At a recent council meeting for the North West Area, Connaghan tabled a motion calling on the council manager to “put a plan in place for the proposed Tolka Valley Park all weather facility as soon as possible to ensure when funding is provided that the project is ready to start immediately”.
He says he has been told lots of things over the years about the project, but he was never previously told that a full-size GAA pitch wouldn’t fit in that location.
He has now requested a written report on the progress towards delivering the pitch, he says. He expects it at the next area committee meeting.
Campbell says he can’t understand how the project was fully funded in the old capital programme but no longer appears to be. “How has it fallen out now?”

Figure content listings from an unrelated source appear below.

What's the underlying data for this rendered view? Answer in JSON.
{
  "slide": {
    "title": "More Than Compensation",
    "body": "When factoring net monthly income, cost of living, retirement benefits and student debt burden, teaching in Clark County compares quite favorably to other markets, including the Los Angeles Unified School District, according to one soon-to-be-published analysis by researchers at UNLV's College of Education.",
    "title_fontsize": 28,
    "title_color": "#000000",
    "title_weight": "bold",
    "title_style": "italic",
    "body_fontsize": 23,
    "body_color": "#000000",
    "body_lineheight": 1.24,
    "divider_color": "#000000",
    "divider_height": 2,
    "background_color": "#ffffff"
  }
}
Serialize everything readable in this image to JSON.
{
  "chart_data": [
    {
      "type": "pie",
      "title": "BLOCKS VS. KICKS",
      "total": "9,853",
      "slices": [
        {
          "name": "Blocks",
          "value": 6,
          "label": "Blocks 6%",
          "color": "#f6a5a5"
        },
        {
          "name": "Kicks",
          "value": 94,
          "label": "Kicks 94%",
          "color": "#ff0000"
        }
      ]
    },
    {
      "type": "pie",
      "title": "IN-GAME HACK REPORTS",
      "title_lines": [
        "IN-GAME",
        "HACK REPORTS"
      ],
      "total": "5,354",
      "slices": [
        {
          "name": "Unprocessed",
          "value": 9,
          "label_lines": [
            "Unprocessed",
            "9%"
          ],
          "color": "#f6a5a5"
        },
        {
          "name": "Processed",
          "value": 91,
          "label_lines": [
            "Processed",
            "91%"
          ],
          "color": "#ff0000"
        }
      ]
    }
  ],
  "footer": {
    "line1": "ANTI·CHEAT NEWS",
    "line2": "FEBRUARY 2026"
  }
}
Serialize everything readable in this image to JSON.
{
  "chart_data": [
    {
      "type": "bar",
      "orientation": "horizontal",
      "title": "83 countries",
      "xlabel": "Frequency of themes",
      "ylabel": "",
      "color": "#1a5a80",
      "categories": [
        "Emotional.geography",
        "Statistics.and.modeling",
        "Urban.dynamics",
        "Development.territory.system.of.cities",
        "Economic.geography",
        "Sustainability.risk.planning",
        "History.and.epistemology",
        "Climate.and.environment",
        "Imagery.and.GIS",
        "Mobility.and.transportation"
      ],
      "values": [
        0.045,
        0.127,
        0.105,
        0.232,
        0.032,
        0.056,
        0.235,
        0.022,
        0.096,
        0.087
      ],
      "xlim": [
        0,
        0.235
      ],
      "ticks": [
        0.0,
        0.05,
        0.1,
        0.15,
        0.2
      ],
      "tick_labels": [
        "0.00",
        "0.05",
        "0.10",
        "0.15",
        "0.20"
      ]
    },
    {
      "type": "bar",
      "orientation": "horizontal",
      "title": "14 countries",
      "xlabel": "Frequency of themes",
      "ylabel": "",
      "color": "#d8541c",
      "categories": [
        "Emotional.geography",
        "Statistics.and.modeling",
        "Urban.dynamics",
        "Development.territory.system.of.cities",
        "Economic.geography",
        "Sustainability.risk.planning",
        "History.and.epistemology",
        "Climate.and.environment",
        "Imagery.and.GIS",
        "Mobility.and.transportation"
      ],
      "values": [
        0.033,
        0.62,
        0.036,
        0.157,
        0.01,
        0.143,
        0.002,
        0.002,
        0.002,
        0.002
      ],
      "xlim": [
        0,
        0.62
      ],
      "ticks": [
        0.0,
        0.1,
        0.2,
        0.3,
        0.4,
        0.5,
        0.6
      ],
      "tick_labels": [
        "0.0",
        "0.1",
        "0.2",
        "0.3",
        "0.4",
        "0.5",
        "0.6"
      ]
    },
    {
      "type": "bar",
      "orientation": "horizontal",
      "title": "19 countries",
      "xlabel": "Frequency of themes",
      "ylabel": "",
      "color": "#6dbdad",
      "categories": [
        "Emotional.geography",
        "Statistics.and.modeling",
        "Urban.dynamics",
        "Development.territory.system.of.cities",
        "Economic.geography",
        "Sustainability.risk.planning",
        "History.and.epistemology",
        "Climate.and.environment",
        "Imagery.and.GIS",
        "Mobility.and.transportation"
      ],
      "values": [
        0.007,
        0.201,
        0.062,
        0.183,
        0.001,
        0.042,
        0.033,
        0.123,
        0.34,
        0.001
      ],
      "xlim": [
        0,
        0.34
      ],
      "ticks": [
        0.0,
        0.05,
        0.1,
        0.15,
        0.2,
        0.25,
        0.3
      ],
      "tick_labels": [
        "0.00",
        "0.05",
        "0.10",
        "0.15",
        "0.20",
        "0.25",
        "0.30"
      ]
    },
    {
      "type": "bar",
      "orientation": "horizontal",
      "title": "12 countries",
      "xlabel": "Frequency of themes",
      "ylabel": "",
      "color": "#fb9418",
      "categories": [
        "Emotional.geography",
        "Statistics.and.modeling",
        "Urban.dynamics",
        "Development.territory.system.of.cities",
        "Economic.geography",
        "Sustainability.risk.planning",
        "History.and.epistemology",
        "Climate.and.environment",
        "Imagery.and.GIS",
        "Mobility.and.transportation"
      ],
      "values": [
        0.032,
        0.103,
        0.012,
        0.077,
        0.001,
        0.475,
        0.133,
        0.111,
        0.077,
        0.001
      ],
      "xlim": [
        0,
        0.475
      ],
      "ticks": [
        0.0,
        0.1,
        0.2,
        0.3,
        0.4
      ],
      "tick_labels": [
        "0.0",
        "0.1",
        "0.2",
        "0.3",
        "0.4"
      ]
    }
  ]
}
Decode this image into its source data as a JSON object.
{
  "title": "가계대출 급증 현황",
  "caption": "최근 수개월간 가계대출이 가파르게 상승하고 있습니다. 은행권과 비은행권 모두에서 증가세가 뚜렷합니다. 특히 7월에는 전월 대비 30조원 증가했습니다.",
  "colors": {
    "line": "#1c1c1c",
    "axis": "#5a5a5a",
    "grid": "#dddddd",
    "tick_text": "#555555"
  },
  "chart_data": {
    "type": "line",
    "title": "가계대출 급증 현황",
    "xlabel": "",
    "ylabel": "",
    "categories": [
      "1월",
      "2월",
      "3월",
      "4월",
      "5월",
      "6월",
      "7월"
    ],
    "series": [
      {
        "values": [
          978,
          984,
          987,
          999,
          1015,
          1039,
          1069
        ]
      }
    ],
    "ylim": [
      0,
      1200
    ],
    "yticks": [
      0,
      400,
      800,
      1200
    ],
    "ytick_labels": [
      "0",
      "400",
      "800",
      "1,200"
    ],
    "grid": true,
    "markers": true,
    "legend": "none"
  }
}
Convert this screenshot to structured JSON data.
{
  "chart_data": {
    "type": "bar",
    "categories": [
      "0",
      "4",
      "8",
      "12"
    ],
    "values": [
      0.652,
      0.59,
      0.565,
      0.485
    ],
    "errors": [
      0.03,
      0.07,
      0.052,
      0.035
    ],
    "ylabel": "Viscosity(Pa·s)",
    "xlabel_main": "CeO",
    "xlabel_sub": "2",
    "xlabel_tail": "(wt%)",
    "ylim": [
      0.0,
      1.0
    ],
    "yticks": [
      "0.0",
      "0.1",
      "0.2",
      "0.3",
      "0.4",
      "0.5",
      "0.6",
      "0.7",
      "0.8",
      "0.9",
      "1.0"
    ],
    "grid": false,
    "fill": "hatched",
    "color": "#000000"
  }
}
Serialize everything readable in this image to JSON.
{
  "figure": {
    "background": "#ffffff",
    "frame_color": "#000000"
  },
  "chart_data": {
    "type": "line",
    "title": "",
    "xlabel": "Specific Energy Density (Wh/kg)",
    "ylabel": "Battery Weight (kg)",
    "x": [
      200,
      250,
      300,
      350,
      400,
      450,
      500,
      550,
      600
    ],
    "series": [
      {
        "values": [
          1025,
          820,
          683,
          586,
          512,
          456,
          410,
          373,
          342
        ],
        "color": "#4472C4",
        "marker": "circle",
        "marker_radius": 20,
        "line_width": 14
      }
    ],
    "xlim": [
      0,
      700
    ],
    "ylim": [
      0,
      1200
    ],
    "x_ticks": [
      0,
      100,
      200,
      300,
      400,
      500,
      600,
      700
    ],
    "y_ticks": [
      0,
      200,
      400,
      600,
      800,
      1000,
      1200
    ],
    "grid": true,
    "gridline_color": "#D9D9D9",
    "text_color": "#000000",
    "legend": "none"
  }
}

An official council response to Connaghan’s motion says that there are a number of all-weather pitches proposed in the area. “As Kildonan Park all-weather pitch is at an advanced stage of planning this has priority,” says the council response.
Once that is completed the council can redirect resources towards progressing the planning permission proposal for the Tolka Valley Park all-weather, it says.
“Parks services have recently procured a framework for the installation of all-weather pitches, which will inevitably fast track the construction stage of this proposal once approved,” says the council response.
Dublin City Council didn’t respond before publication to queries sent on 29 June, including what happened to the funds assigned to the Tolka Valley Park all-weather in the 2020 to 2022 capital programme, and why this project cannot proceed at the same time as the all-weather pitch in Kildonan.